What exactly happened at 6:45 p.m. on June 14, when Oprah Winfrey showed up at the Hermes boutique on the Rue Faubourg Saint Honore and was refused entrance? Was she actually turned away unrecognized as a shop employee murmured something about the store having a problem recently with North African women as some sources originally reported? Or was she in fact recognized and invited to come back, barred only because the store was closed for a private function?
Depends on who you talk to. Now, if we owned Hermes, there wouldn’t be any function so private it couldn’t include Oprah, who supposedly cancelled an order for yet another Birkin bag (not to worry, she apparently already owns a dozen) over the ugly incident. In any case, Oprah has indicated that she is planning to talk about what happened when her show returns from hiatus in September and frankly, we can’t wait.

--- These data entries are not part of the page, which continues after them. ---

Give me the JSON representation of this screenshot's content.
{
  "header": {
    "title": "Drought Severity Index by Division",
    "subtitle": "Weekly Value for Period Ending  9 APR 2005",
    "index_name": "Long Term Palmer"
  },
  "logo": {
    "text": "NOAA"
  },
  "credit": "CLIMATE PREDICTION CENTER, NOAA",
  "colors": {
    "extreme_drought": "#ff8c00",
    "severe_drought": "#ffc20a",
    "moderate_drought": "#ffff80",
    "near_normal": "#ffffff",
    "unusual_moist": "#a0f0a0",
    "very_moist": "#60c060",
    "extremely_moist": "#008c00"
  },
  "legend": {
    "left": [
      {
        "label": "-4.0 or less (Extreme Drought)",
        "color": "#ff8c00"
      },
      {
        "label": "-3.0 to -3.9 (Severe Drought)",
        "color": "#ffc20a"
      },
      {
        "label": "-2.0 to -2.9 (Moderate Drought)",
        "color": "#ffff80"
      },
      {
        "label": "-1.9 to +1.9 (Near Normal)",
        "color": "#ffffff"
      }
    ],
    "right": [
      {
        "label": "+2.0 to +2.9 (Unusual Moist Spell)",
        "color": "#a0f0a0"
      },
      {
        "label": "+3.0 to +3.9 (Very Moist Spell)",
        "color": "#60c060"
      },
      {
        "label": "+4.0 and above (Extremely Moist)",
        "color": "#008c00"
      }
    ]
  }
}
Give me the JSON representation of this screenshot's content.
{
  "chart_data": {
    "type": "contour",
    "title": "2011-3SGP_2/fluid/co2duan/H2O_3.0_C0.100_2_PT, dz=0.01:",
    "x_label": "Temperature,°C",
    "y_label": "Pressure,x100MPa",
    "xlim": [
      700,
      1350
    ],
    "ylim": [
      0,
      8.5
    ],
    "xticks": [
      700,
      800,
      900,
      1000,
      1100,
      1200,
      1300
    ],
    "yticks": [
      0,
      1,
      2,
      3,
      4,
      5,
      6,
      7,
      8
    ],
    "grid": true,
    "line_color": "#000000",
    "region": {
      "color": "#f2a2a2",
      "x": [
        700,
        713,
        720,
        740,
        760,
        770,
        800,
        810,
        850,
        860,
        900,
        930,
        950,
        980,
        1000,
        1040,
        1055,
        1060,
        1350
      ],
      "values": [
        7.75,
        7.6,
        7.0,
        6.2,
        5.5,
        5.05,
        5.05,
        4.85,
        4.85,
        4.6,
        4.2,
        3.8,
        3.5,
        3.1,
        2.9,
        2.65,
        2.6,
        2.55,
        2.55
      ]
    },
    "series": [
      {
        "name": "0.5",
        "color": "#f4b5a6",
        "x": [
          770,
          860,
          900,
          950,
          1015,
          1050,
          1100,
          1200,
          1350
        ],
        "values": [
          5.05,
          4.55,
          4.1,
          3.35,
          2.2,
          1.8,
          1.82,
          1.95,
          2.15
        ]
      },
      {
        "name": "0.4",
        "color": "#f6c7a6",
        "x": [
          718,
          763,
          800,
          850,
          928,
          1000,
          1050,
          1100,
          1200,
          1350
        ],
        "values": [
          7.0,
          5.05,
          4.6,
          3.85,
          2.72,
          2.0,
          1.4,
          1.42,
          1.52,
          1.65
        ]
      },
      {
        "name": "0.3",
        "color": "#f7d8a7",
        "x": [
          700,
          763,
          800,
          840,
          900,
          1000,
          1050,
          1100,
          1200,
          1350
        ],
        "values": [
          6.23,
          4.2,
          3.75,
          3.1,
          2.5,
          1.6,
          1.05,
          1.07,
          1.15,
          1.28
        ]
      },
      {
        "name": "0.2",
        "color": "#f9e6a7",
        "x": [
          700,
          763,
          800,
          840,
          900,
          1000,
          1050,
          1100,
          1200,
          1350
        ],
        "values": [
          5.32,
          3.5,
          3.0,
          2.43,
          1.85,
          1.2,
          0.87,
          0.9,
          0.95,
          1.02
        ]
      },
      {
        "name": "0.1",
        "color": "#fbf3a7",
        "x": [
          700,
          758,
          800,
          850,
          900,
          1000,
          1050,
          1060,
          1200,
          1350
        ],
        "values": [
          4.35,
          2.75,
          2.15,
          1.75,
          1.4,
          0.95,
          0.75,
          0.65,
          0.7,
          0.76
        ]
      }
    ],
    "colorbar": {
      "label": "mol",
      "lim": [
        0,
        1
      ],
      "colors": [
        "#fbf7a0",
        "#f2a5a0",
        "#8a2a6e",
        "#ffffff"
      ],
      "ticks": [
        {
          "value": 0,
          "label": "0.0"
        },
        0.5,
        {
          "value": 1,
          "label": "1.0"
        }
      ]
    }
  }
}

In the meantime, the whole incident got us thinking about who’s welcome, and who’s emphatically not, in stores around town. Actually, because of our peculiar penchant for spending hours wandering around ritzy department stores and overpriced boutiques when other people are out playing sports, attending cultural events, and generally having a life, this is a question we’ve wrestled with for years. When a vintage shop we loved in Soho installed a buzzered door, we immediately thought, what can you see through a door, anyway? You can’t tell if the person has any money, since it’s well known that some of the biggest slobs turn out to be filthy rich. There’s only one thing you can see when you glance through a glass pane. Skin color.
It has often occurred to us that the way we live—have always lived—with the constant looking, looking, looking in shops we can rarely afford (including Hermes); our desire to fondle fancy stuff; this endless, rather embarrassing fascination with high-end merchandise, would never have been possible if we hadn’t been born white. All that cruising around the third floor of Bergdorf’s, hushed as a mausoleum, where 80- year-olds buy Bill Blass tailleurs? Forget it. Our habit of trying something on 10,000 times before buying? Not likely. Our shameful tendency to buy and then return items—only, on some occasions, to turn around and buy them again when they’re marked down further? Call in the security guards.
It’s wonderful that the 1964 civil rights bill, says, in effect, that if you’re a store that is open to the public, that means the entire public. But in a million subtle and not-so-subtle ways, from that unbuzzed door to the suspicious salespeople to the hostile security guards, people of color are made to feel uncomfortable in shops every day of their lives.
We were once talking to a guy we know who works on the fourth floor of Barneys selling tattered Comme des Garcons shifts, deconstructed Martin Margiela jackets, and other pretend-poor clothes with four-figure price tags. When we asked which collections he particularly liked, he shrugged. “I can’t wear any of this shit,” he said. He didn’t even sound sad, just matter of fact. “What do you think people think when they see a black man dressed in something all raggedy?”